Other forecasters have been somewhat more bullish on El Nino development beyond that window.
Judging by the heat already pressing upon us now, one could be forgiven for thinking the weather has begun rehearsing ahead of schedule.
Add to that the Middle East conflict, which has raised concern over fertiliser feedstocks and input costs, and the concern becomes clearer.
The risk is not merely that more palm oil is pulled toward fuel. It is that future production may itself be weakened by costlier inputs and climatic stress.
That is how a market becomes vulnerable to what might politely be called a different kind of perfect storm.
Could CPO run to RM7,000?
Plantation stocks have rallied, and with current realities intertwining, the inevitable question follows: could crude palm oil (CPO) prices climb back toward the heights of 2022, or even beyond?
The last time CPO truly went airborne was in 2022, when the Ukraine war and Indonesia’s export restrictions helped push prices above RM7,000.
That episode showed how quickly palm oil can behave less like a crop and more like a geopolitical commodity when supply shocks and policy tremors collide.
Today’s ingredients are not identical, but they are familiar enough to make the comparison worth revisiting.
A move from today’s RM4,600-plus range toward RM7,000 would be no routine rally. It would take an unusual convergence of forces - war, firmer crude oil, biodiesel pull, El Nino risk, sluggish production and perhaps a dose of speculative enthusiasm.
That combination still sits in the lower-probability range by broad consensus, but it no longer sounds entirely fanciful.
Speculation can amplify price swings beyond underlying fundamentals.
If speculative appetite rises alongside supportive market signals, a run toward RM7,000 is not inconceivable - though what speculation helps lift, it can just as quickly unsettle.

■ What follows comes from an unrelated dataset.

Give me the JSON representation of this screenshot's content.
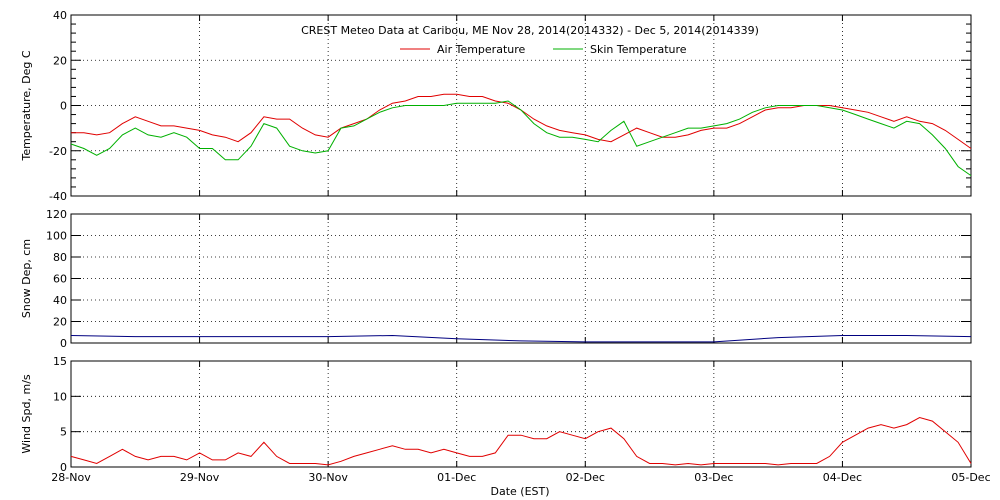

The best cure for high prices
The larger risk, as always, is affordability. An old market saying has a habit of proving true: the best cure for high prices is high prices. Once prices rise too far, demand begins to blink.
Buyers delay purchases, importers trim volumes, consumers switch, and the market begins correcting its own excesses.

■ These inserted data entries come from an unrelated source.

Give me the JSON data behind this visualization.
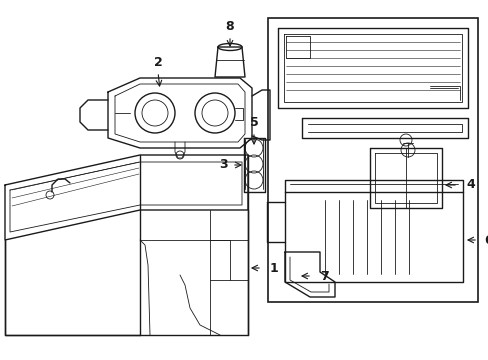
{
  "bg_color": "#ffffff",
  "line_color": "#1a1a1a",
  "lw": 1.0,
  "tlw": 0.6,
  "fig_width": 4.89,
  "fig_height": 3.6,
  "dpi": 100
}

Palm oil is no exception. The irony is that while demand can soften quickly, supply does not respond with equal agility.
One cannot bully an ageing palm into greater output. So high prices may contain the seeds of their own correction, but not before first giving importers indigestion, governments a headache, and the supply chain a fresh round of arguments.
Between promise and prudence
A sensible conclusion on biodiesel should resist both romance and hysteria. Biodiesel is neither saint nor sinner; it is a strategic instrument, useful in parts, but never without consequence.

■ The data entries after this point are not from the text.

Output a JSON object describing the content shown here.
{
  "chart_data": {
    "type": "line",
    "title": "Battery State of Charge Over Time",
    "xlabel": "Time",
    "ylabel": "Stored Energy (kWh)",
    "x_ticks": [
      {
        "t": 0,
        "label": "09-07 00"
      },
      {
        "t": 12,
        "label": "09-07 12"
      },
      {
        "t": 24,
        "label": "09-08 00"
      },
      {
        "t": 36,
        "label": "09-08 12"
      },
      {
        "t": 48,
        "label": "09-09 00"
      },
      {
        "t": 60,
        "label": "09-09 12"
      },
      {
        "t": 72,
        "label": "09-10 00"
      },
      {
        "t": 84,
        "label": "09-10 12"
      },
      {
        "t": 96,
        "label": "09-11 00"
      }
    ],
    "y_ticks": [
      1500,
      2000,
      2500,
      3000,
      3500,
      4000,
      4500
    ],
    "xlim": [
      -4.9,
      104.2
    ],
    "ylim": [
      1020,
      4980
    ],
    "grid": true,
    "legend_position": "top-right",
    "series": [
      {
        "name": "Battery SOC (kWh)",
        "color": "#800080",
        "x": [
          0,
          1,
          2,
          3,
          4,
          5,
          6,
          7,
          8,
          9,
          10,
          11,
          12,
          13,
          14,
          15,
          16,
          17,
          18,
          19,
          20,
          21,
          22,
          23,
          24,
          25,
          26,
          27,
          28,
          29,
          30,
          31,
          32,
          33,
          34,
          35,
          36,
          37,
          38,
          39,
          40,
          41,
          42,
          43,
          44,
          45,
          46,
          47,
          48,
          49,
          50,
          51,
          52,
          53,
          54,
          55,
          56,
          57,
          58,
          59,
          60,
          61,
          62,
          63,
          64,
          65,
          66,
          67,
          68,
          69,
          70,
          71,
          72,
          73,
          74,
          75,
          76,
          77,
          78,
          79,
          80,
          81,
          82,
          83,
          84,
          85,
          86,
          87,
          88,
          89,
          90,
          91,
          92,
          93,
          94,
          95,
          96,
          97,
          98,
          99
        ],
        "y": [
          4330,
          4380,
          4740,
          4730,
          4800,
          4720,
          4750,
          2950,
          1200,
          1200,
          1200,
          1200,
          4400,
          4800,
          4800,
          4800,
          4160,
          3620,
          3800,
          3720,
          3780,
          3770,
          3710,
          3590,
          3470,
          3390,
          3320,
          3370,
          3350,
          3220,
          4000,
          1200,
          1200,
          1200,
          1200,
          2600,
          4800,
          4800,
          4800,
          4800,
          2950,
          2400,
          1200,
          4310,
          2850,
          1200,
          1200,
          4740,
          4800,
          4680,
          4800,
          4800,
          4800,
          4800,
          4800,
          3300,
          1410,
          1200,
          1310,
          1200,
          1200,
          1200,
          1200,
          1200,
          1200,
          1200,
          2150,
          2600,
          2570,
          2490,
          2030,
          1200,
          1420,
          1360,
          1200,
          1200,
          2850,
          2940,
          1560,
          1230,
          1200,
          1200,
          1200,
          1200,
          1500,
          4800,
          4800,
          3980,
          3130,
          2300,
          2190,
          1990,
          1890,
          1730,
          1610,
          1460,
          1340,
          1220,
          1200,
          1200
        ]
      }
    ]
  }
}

It can support renewable energy, import substitution and growers’ incomes. It can also intensify food-price pressure, stretch subsidy systems and invite awkward policy interventions.
The real question, therefore, is no longer whether biodiesel is good or bad. It is how far, how fast, with whose money, and under what safeguards.
On that question, the tank, the kitchen, the treasury and the plantation gate will keep arguing for some time yet. And perhaps they should. A debate this consequential deserves more than slogans.
Ultimately, biodiesel is best viewed not as a temporary crisis remedy, but as a strategic long-term instrument for fuel security and steady support for CPO.
Malaysia would do well to study it in that light, rather than treating it as a stop-gap only in moments of stress.
All in all, one can only pray that the conflicts in the Middle East find their quiet end sooner rather than later, for the ripples they send across the world are too vast, and too troubling, to be fully imagined.
Joseph Tek Choon Yee has over 30 years of experience in the plantation industry, with a strong background in oil palm research and development, C-suite leadership and industry advocacy. The views expressed here are the writer’s own.